The testing regime in England was criticised by a panel of key education figures this week, including the General Teaching Council's chief executive.
Keith Bartley told a gathering in Winchester of 100 of Britain's best teachers that what they could teach was being relentlessly controlled.
"We wonder why we have disaffected young people at the age of 14 or 15 when we have put them through a battery of 70 tests by that age," he said.
"Tests only test a very limited range of knowledge, much of which they have forgotten six weeks after they've taken the test, because the purpose of learning it was to get over a hurdle rather than expand their knowledge.
"The Government has a very centrist, determining tendency and it manifests itself in England more than any other country in the world in our testing regime."
Mr Bartley was speaking at a conference for past winners of the national Teaching Awards, marking its tenth anniversary this year.
Baroness Shirley Williams, a Labour education secretary in the 1970s, said there was too much intrusion and regulation. "The endless steeplechase of tests has got beyond reasonable," she said.

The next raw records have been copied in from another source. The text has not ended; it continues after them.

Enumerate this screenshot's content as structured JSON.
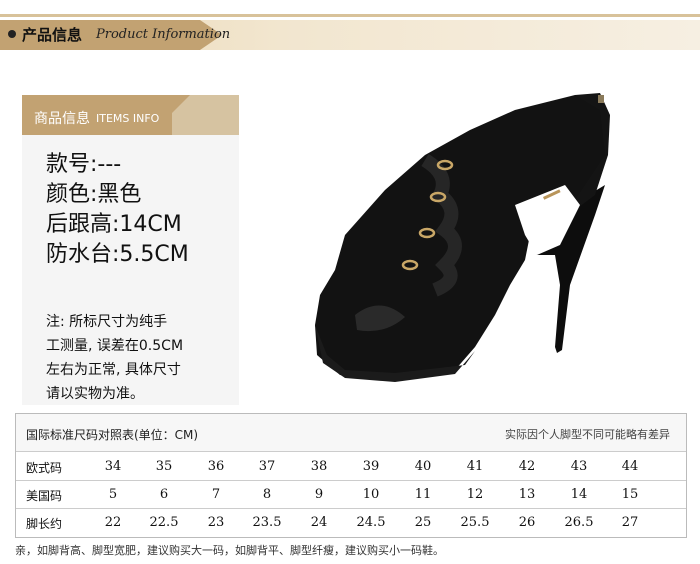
{
  "header": {
    "title_cn": "产品信息",
    "title_en": "Product Information"
  },
  "info": {
    "tab_cn": "商品信息",
    "tab_en": "ITEMS INFO",
    "specs": [
      "款号:---",
      "颜色:黑色",
      "后跟高:14CM",
      "防水台:5.5CM"
    ],
    "note_lines": [
      "注: 所标尺寸为纯手",
      "工测量, 误差在0.5CM",
      "左右为正常, 具体尺寸",
      "请以实物为准。"
    ]
  },
  "size_table": {
    "title": "国际标准尺码对照表(单位：CM)",
    "disclaimer": "实际因个人脚型不同可能略有差异",
    "rows": [
      {
        "label": "欧式码",
        "values": [
          "34",
          "35",
          "36",
          "37",
          "38",
          "39",
          "40",
          "41",
          "42",
          "43",
          "44"
        ]
      },
      {
        "label": "美国码",
        "values": [
          "5",
          "6",
          "7",
          "8",
          "9",
          "10",
          "11",
          "12",
          "13",
          "14",
          "15"
        ]
      },
      {
        "label": "脚长约",
        "values": [
          "22",
          "22.5",
          "23",
          "23.5",
          "24",
          "24.5",
          "25",
          "25.5",
          "26",
          "26.5",
          "27"
        ]
      }
    ]
  },
  "footnote": "亲，如脚背高、脚型宽肥，建议购买大一码，如脚背平、脚型纤瘦，建议购买小一码鞋。",
  "colors": {
    "accent_gold": "#c2a272",
    "shoe": "#111111"
  }
}
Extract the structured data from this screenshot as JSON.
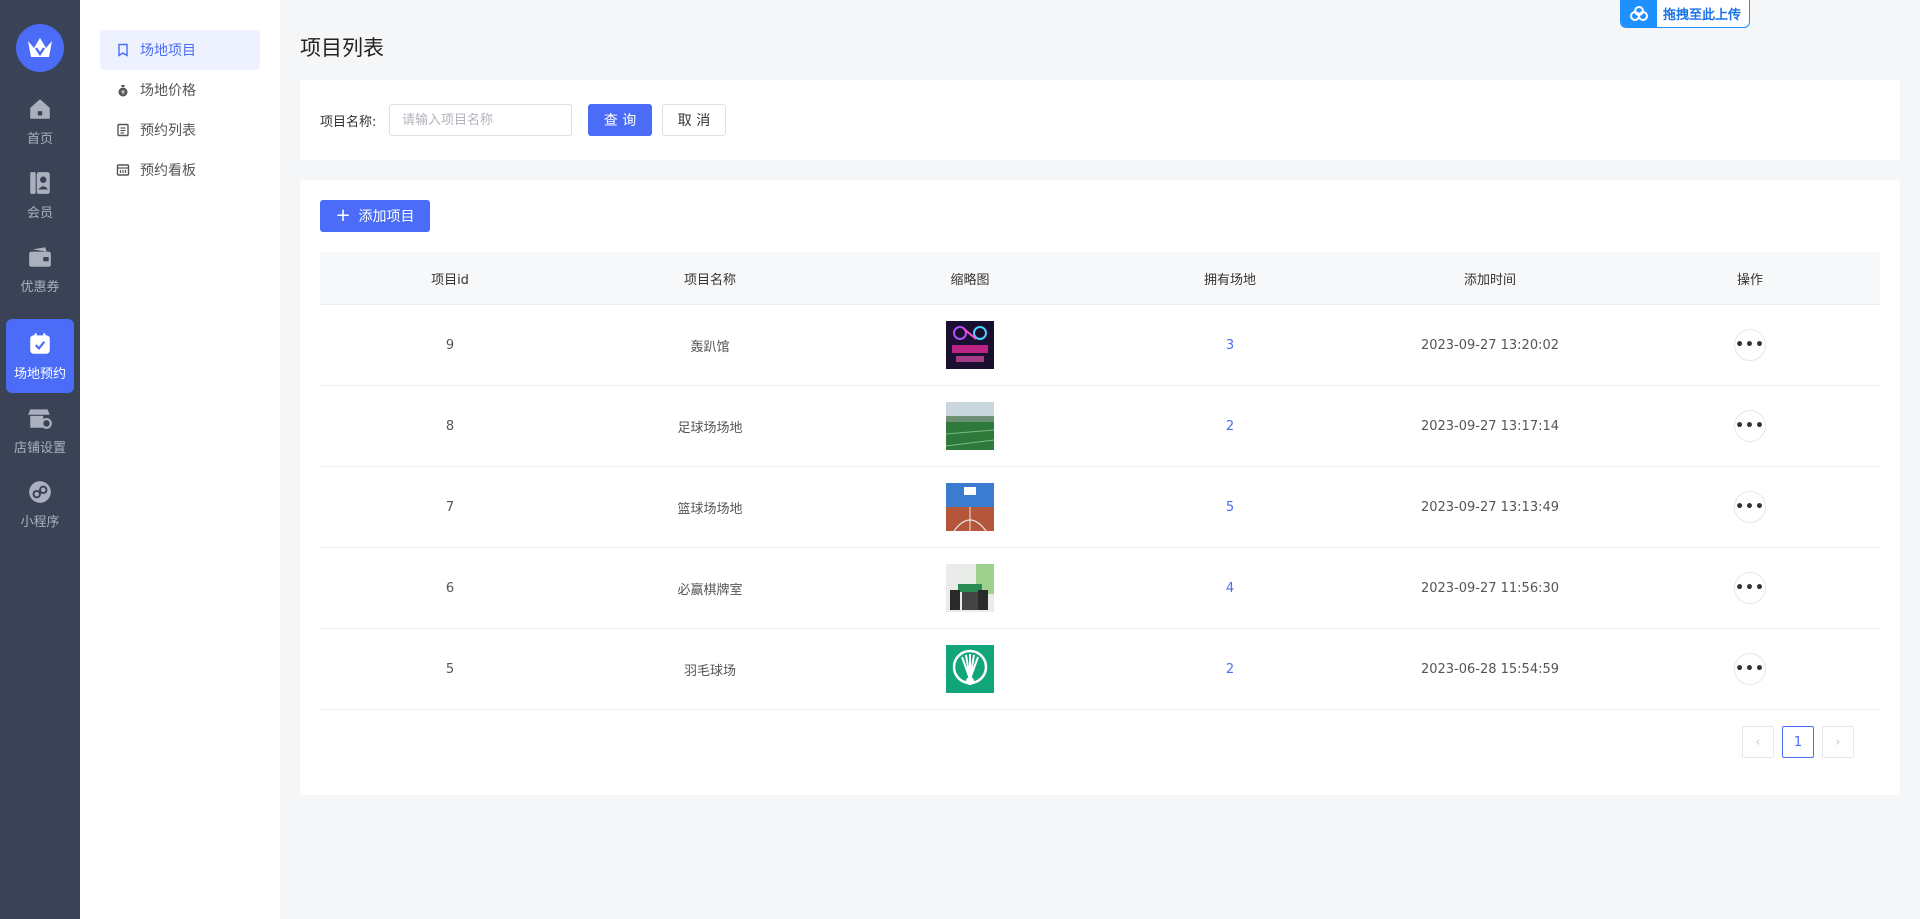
{
  "rail": {
    "items": [
      {
        "label": "首页",
        "icon": "home-icon"
      },
      {
        "label": "会员",
        "icon": "member-icon"
      },
      {
        "label": "优惠券",
        "icon": "coupon-icon"
      },
      {
        "label": "场地预约",
        "icon": "calendar-check-icon",
        "active": true
      },
      {
        "label": "店铺设置",
        "icon": "store-settings-icon"
      },
      {
        "label": "小程序",
        "icon": "mini-program-icon"
      }
    ]
  },
  "subnav": {
    "items": [
      {
        "label": "场地项目",
        "icon": "bookmark-icon",
        "active": true
      },
      {
        "label": "场地价格",
        "icon": "money-bag-icon"
      },
      {
        "label": "预约列表",
        "icon": "list-doc-icon"
      },
      {
        "label": "预约看板",
        "icon": "board-icon"
      }
    ]
  },
  "page": {
    "title": "项目列表"
  },
  "upload_badge": {
    "label": "拖拽至此上传"
  },
  "search": {
    "label": "项目名称:",
    "placeholder": "请输入项目名称",
    "query_label": "查 询",
    "cancel_label": "取 消"
  },
  "toolbar": {
    "add_label": "添加项目"
  },
  "table": {
    "columns": [
      "项目id",
      "项目名称",
      "缩略图",
      "拥有场地",
      "添加时间",
      "操作"
    ],
    "rows": [
      {
        "id": "9",
        "name": "轰趴馆",
        "thumb": "party-hall",
        "venues": "3",
        "time": "2023-09-27 13:20:02"
      },
      {
        "id": "8",
        "name": "足球场场地",
        "thumb": "football-field",
        "venues": "2",
        "time": "2023-09-27 13:17:14"
      },
      {
        "id": "7",
        "name": "篮球场场地",
        "thumb": "basketball-court",
        "venues": "5",
        "time": "2023-09-27 13:13:49"
      },
      {
        "id": "6",
        "name": "必赢棋牌室",
        "thumb": "chess-room",
        "venues": "4",
        "time": "2023-09-27 11:56:30"
      },
      {
        "id": "5",
        "name": "羽毛球场",
        "thumb": "badminton",
        "venues": "2",
        "time": "2023-06-28 15:54:59"
      }
    ]
  },
  "pagination": {
    "current": "1",
    "prev": "‹",
    "next": "›"
  },
  "colors": {
    "accent": "#4a6cf7",
    "rail_bg": "#3a4256",
    "page_bg": "#f5f6f8"
  }
}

Lord Puttnam, the film director and Labour peer who founded the awards, said the consistent policies that education required seemed incompatible with England's short-termist political system. "Successive governments have been utterly mesmerised by the reactive views of The Daily Mail," he said.
Sandi Toksvig, the Radio 4 broadcaster, criticised the competing agendas of test standards and Every Child Matters. "As a parent it seems incomprehensible," she said.
Teachers at the conference broadly agreed with past award winners such as Tracy Stone, headteacher of Rookery Primary School, in Hansworth, West Midlands, in calling for more space for creativity.
The Department for Children, Schools and Families said it did not accept there were too many tests. A spokesman said: "There are statutory tests at only three points in the first nine years of compulsory education. That is hardly 'an endless steeplechase'."
This year's teaching awards, in October, have attracted a record 8,400 nominations.